03 Sliver HTTP Feature Extraction and Rule Validation

Sliver’s HTTP C2 traffic lacks obvious distinguishing fields, so the author examines URL structures, parameters, and cookies. Five message types are identified, each using a specific file extension (.woff, .js, .html, .php, .png). The most common messages are Key‑exchange (.html) and Long‑poll (.js).

Source‑code analysis (Httpclient.go) reveals that URIs contain 0‑4 random path segments followed by a randomly chosen filename with a fixed ".html" suffix. Cookie names are selected from a hard‑coded array of six common names, combined with a 32‑character random string. Session cookies are fixed 32‑byte values.

Parameters are built using a nonce generated as (rand(0,999999) * 101 + encoderID) , where encoderID selects one of several encoders (Base64, Hex, Gzip, etc.). Parameter names are 1‑2 characters drawn from "abcdefghijklmnopqrstuvwxyz_", and values are the processed nonce possibly mixed with random characters.

Based on these observations, the author crafts Snort rules.

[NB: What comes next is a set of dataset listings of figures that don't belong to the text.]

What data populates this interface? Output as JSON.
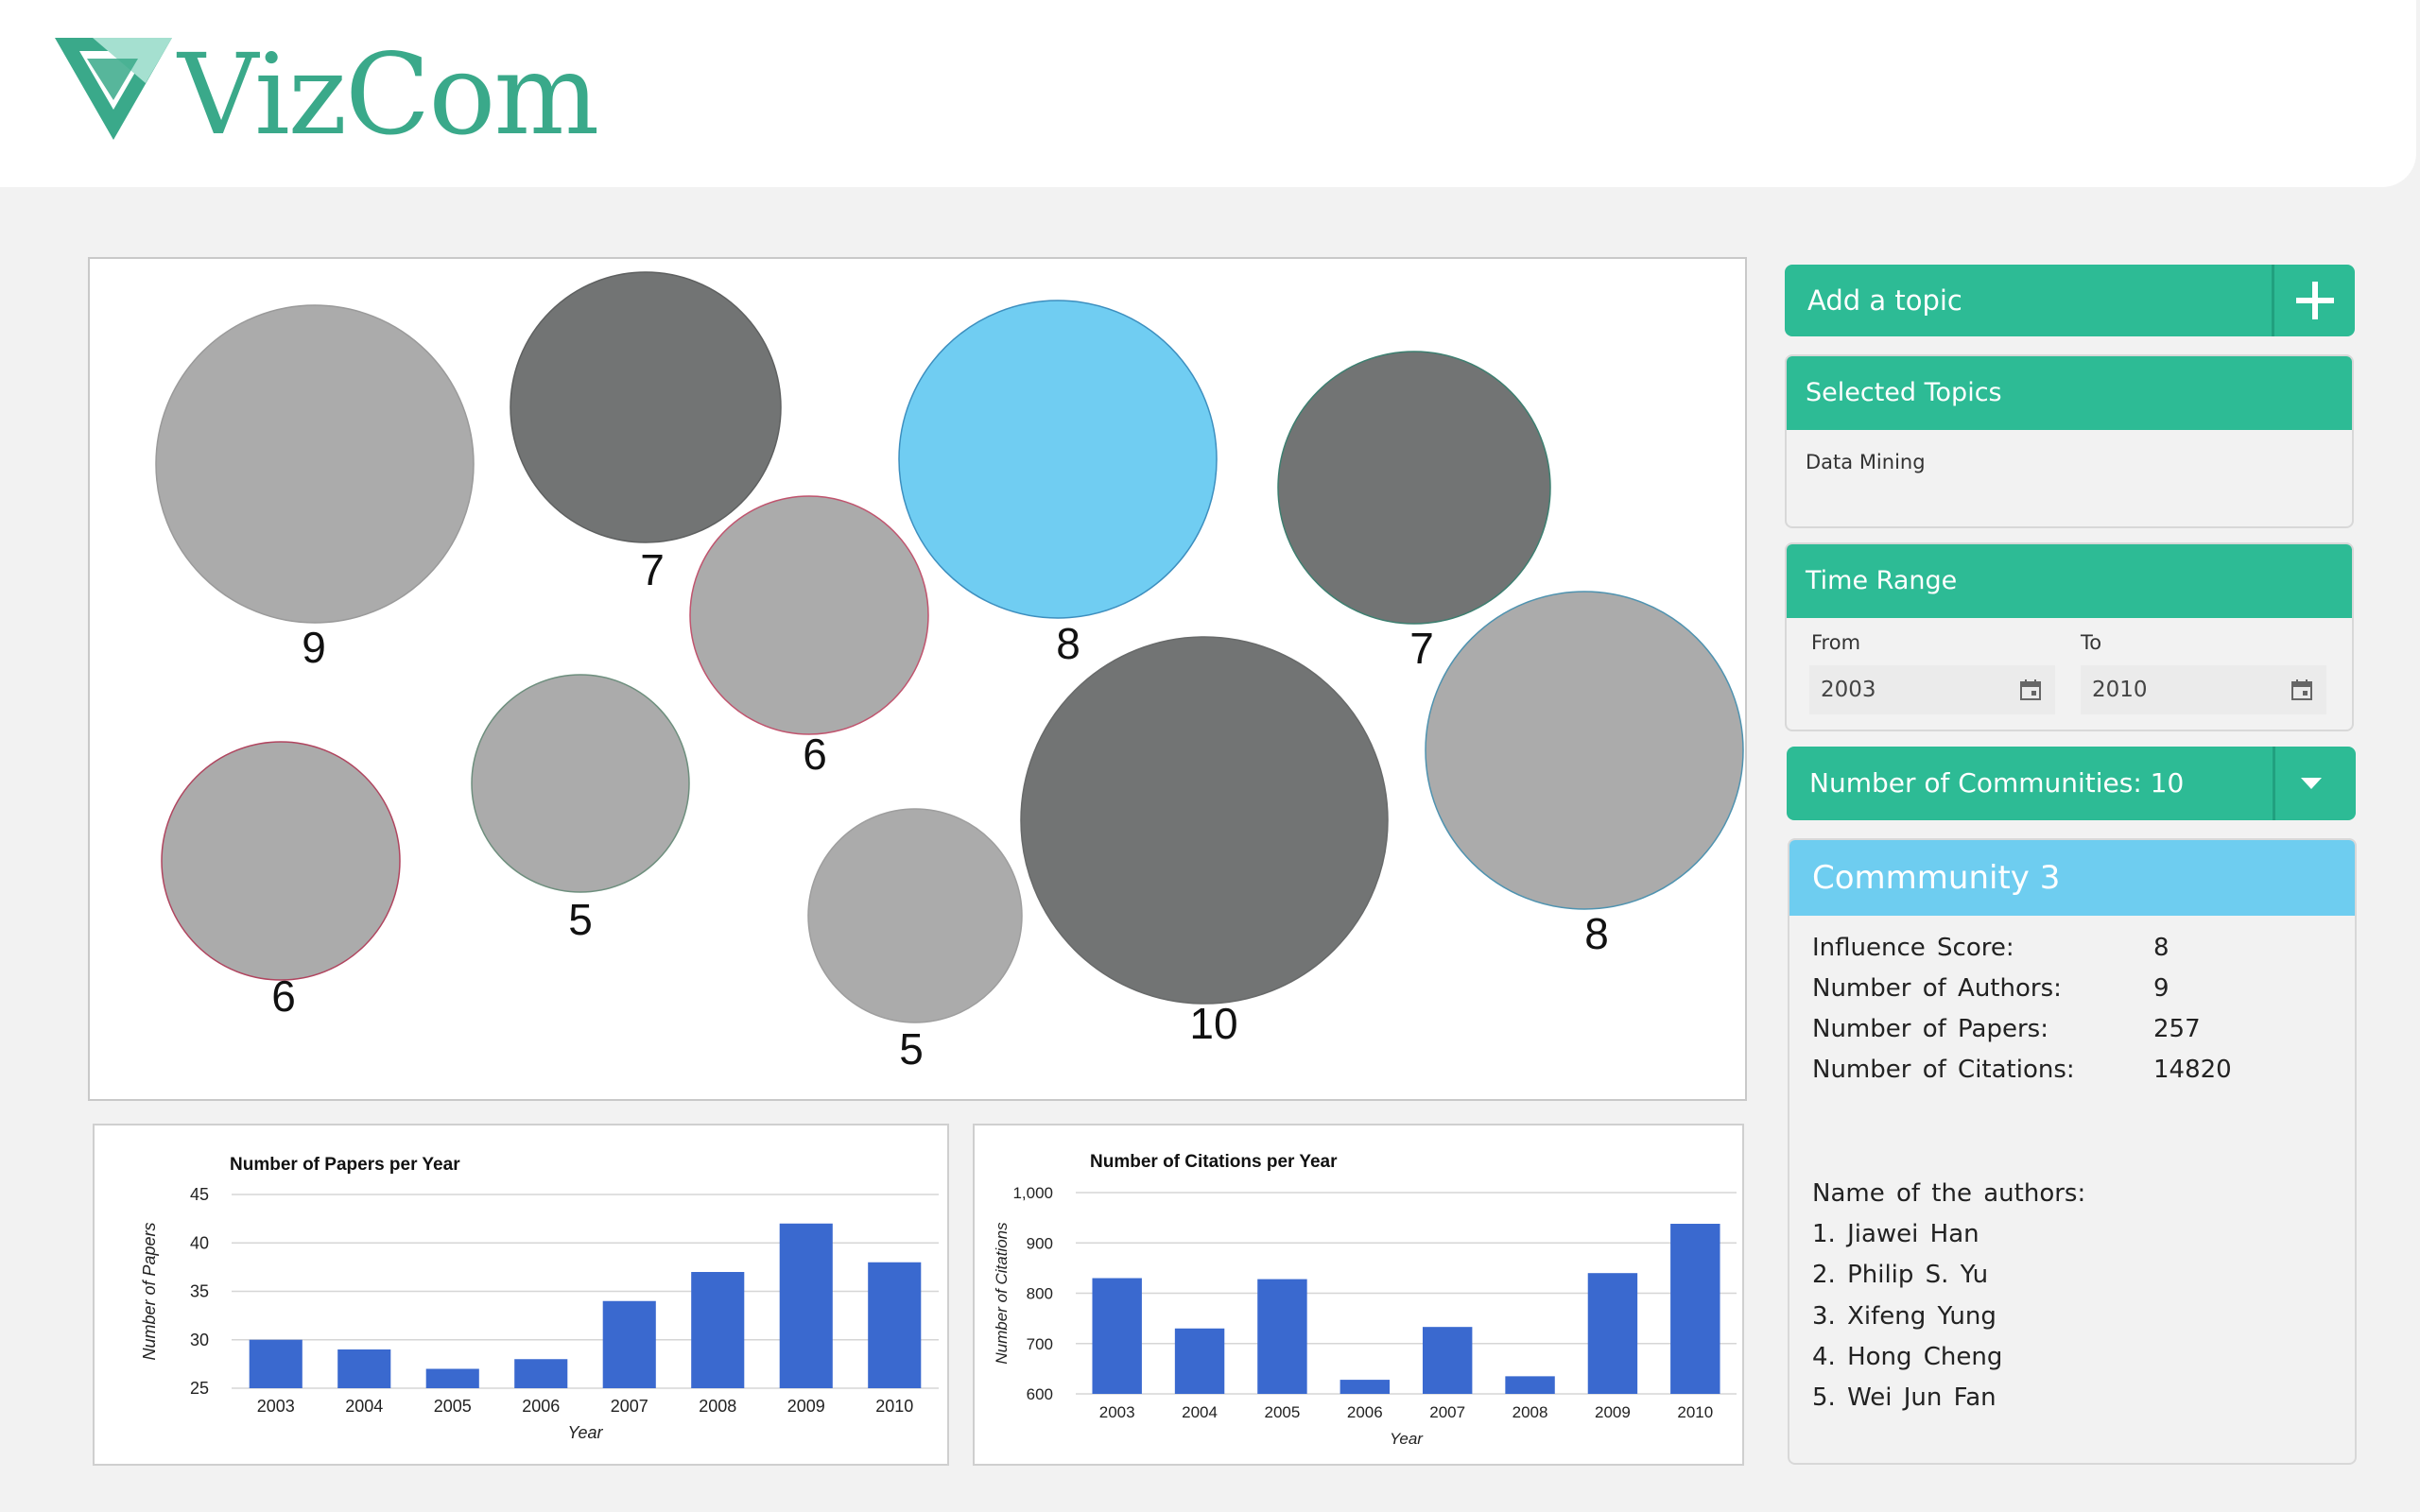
{
  "app": {
    "logo_text": "VizCom",
    "colors": {
      "brand": "#2dbb95",
      "brand_dark": "#21a07f",
      "highlight": "#6ecdf0"
    }
  },
  "bubbles": [
    {
      "label": "9",
      "state": "default",
      "fill": "#ababab"
    },
    {
      "label": "7",
      "state": "dark",
      "fill": "#727474"
    },
    {
      "label": "6",
      "state": "default",
      "fill": "#ababab"
    },
    {
      "label": "8",
      "state": "selected",
      "fill": "#70cdf2"
    },
    {
      "label": "7",
      "state": "dark",
      "fill": "#727474"
    },
    {
      "label": "8",
      "state": "default",
      "fill": "#ababab"
    },
    {
      "label": "6",
      "state": "default",
      "fill": "#ababab"
    },
    {
      "label": "5",
      "state": "default",
      "fill": "#ababab"
    },
    {
      "label": "5",
      "state": "default",
      "fill": "#ababab"
    },
    {
      "label": "10",
      "state": "dark",
      "fill": "#727474"
    }
  ],
  "chart_data": [
    {
      "type": "bar",
      "title": "Number of Papers per Year",
      "xlabel": "Year",
      "ylabel": "Number of Papers",
      "categories": [
        "2003",
        "2004",
        "2005",
        "2006",
        "2007",
        "2008",
        "2009",
        "2010"
      ],
      "values": [
        30,
        29,
        27,
        28,
        34,
        37,
        42,
        38
      ],
      "ylim": [
        25,
        45
      ],
      "yticks": [
        "25",
        "30",
        "35",
        "40",
        "45"
      ],
      "grid": true,
      "color": "#3a69cf"
    },
    {
      "type": "bar",
      "title": "Number of Citations per Year",
      "xlabel": "Year",
      "ylabel": "Number of Citations",
      "categories": [
        "2003",
        "2004",
        "2005",
        "2006",
        "2007",
        "2008",
        "2009",
        "2010"
      ],
      "values": [
        830,
        730,
        828,
        628,
        733,
        635,
        840,
        938
      ],
      "ylim": [
        600,
        1000
      ],
      "yticks": [
        "600",
        "700",
        "800",
        "900",
        "1,000"
      ],
      "grid": true,
      "color": "#3a69cf"
    }
  ],
  "sidebar": {
    "add_topic": {
      "label": "Add a topic",
      "icon": "plus-icon"
    },
    "selected_topics": {
      "title": "Selected Topics",
      "items": [
        "Data Mining"
      ]
    },
    "time_range": {
      "title": "Time Range",
      "from_label": "From",
      "from_value": "2003",
      "to_label": "To",
      "to_value": "2010",
      "icon": "calendar-icon"
    },
    "communities": {
      "label": "Number of Communities: 10",
      "icon": "caret-down-icon"
    },
    "community": {
      "title": "Commmunity 3",
      "stats": [
        {
          "label": "Influence Score:",
          "value": "8"
        },
        {
          "label": "Number of Authors:",
          "value": "9"
        },
        {
          "label": "Number of Papers:",
          "value": "257"
        },
        {
          "label": "Number of Citations:",
          "value": "14820"
        }
      ],
      "authors_title": "Name of the authors:",
      "authors": [
        "1. Jiawei Han",
        "2. Philip S. Yu",
        "3. Xifeng Yung",
        "4. Hong Cheng",
        "5. Wei Jun Fan"
      ]
    }
  }
}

Example rule snippets are shown below:

POST /oauth2callback/php/samples.html?k=943u66167&wj=03222676 HTTP/1.1
Host: test.com
User-Agent: Mozilla/5.0 (X11; Linux x86_64) AppleWebKit/537.36 (KHTML, like Gecko) Chrome/97.0.2234.389 Safari/537.36
Content-Length: 134
Upgrade-Insecure-Requests: 1
Accept-Encoding: gzip
...........j.... .74Z;......`+.G.)!^...s .9.......NZ?.....e..d...,w^]B..(,........... .5..|.
C.....Y%...df.,m;:M .6x.ABu...........pj...HTTP/1.1 200 OK
Cache-Control: no-store, no-cache, must-revalidate
Set-Cookie: PHPSESSID=bcbfd98683687a7ff7483d7971285979; HttpOnly
Date: Tue, 06 Sep 2022 10:51:21 GMT
Content-Length: 112
Content-Type: application/x-gzip

The rule set combines request‑side checks (POST method, specific path/filename patterns, .html suffix, nonce‑style parameters) with response‑side checks (Set‑Cookie header containing a 32‑character value). Validation on a WAF/IPS showed accurate detection of Sliver HTTP beacons with no false positives in the author’s environment.

04 Sliver HTTPS Feature Extraction and Rule Validation

Because many C2 tools now use HTTPS, the paper extracts JA3 fingerprints from Sliver’s TLS handshake. For Sliver v1.5.24 on Debian 8, the JA3 hash is 19e29534fd49dd27d09234e639c4057e and the JA3S hash is f4febc55ea12b31ae17cfb7e614afda8 . Suricata rules leveraging these hashes are provided:

#ja3指纹-sliver 1.5.24
Alert tls any any -> any any (msg:"Possible Sliver HTTPS C2 - Debian 8"; ja3.hash; content:"19e29534fd49dd27d09234e639c4057e"; classtype:misc-activity; sid:1001; rev:1)
Alert tls any any -> any any (msg:"Possible Sliver HTTPS C2 - CentOS 7"; ja3.hash; content:"473cd7cb9faa642487833865d516e578"; classtype:misc-activity; sid:1002; rev:1)
#ja3s指纹-sliver 1.5.24
Alert tls any any <- any any (msg:"Possible Sliver HTTPS C2"; ja3s.hash; content:"f4febc55ea12b31ae17cfb7e614afda8"; sid:1003)

Testing with a generated Sliver backdoor and Suricata confirmed detection of the HTTPS C2 traffic.

05 Conclusion

The research demonstrates a systematic approach to analyzing a new C2 framework (Sliver) and deriving both HTTP and HTTPS detection signatures. While HTTP‑based signatures may be evaded by modifying hard‑coded request logic, JA3/JA3S based HTTPS signatures are harder to bypass. The methodology can be extended to other malware frameworks, and future work will focus on deeper behavioral indicators such as process injection and inter‑process communication.